As you say nursery, I assume too that your DC is pretty young. Again, shared care of this kind, when it's actually going to involve the child being required to spend more time away from BOTH parents than they need to, isn't generally seen as beneficial.
He isn't thinking in your DC best interests, and that's even before you bring in MIL's likely emotional abuse of your DC (yes, her slagging you off to your child is abusive and will cause much stress - I guess you'll find out about that one as it sounds as if your DC will see more of her without you there either way - in which case don't hesitate to let your ex know if your DC starts showing signs of reluctance to be with her).
To go back to the contact issue - speak to a family law solicitor, and have a google too. It's great that he wants more time with your DC than one night/every other weekend, but what he's proposing is more likely than anything to result in a more stressed, more unhappy DC who might quickly start to associate 'Daddy time' with not actually seeing Daddy at all but being with Granny, at nursery, tired and travelling and pretty unsettled.
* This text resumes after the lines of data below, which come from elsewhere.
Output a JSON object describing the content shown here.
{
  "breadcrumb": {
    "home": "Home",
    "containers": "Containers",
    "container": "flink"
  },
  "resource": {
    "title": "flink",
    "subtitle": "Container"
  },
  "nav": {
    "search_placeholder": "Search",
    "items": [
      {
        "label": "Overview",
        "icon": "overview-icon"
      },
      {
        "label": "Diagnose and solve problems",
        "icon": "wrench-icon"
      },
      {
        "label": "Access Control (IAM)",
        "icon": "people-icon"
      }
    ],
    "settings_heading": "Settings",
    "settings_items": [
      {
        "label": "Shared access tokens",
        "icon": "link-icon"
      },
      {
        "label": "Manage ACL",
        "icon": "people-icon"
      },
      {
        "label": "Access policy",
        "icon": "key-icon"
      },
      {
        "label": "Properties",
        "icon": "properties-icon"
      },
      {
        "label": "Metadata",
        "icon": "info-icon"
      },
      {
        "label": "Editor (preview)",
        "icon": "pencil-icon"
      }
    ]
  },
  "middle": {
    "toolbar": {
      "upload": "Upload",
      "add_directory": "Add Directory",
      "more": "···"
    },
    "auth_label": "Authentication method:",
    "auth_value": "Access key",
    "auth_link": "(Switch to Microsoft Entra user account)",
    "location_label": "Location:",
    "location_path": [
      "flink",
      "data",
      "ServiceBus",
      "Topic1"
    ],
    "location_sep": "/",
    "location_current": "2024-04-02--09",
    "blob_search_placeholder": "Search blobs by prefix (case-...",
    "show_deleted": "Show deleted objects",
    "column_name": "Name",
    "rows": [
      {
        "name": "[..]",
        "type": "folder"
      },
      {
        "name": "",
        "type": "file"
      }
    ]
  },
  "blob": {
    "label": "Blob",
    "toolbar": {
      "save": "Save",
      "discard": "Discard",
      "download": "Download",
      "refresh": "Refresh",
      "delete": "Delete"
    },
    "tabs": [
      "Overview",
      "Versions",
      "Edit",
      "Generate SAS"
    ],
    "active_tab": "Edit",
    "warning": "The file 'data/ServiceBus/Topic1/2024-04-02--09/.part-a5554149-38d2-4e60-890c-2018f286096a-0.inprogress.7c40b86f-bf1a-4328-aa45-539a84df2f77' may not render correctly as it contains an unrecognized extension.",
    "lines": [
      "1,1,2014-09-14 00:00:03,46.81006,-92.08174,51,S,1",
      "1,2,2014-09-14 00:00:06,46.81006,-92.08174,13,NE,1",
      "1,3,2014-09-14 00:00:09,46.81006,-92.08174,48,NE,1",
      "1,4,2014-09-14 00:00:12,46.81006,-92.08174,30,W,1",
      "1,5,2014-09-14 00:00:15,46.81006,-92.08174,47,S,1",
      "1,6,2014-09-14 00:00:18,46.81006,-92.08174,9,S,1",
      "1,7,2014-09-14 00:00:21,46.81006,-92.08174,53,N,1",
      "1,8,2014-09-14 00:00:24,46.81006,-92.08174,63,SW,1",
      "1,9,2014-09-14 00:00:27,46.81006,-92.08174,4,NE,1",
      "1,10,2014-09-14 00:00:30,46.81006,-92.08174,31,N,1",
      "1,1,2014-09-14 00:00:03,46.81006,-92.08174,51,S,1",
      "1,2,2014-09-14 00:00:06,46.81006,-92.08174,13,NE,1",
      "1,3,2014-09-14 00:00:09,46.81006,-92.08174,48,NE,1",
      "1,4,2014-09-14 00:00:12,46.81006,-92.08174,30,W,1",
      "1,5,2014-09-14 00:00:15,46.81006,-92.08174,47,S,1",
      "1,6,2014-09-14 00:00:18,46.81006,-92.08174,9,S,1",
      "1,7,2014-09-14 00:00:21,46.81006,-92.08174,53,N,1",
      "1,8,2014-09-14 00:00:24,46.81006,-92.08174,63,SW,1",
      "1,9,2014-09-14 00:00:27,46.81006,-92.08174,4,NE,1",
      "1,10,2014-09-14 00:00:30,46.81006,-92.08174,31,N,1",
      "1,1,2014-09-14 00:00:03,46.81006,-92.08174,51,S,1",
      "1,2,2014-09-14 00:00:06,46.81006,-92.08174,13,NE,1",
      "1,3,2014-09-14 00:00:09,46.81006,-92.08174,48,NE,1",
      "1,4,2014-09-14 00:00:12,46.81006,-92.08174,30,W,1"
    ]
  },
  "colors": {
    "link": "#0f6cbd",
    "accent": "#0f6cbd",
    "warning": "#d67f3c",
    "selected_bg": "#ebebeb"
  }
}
If you're still on good enough terms you could talk to him about this and say, I don't want this kind of arrangement and I don't think it's going to work for DC but I do want you to have as much contact as possible - can we think of something better? Contact is supposed to mean CONTACT. Can he take one day off in the week every fortnight and work a weekend day instead, for example, so that DC could have every other weekend, one night in the week one week and the next week have two nights with a Daddy day in the middle? That way, no week would pass without him spending at least two nights on the trot with DC plus a full day or two in the middle?
Reasonable or not, see a lawyer anyway and I wouldn't budge on this one. His plan sounds as if it's tailored to what he thinks are his rights rather than what would be best for your DC at this time of change. I think you would find with such a young DC that you would be listened to in court, especially if you have suggestions to maximise their time together and are clear that what you object to is your child being taken out of your care but NOT being in their father's care for the majority of the 'contact' time.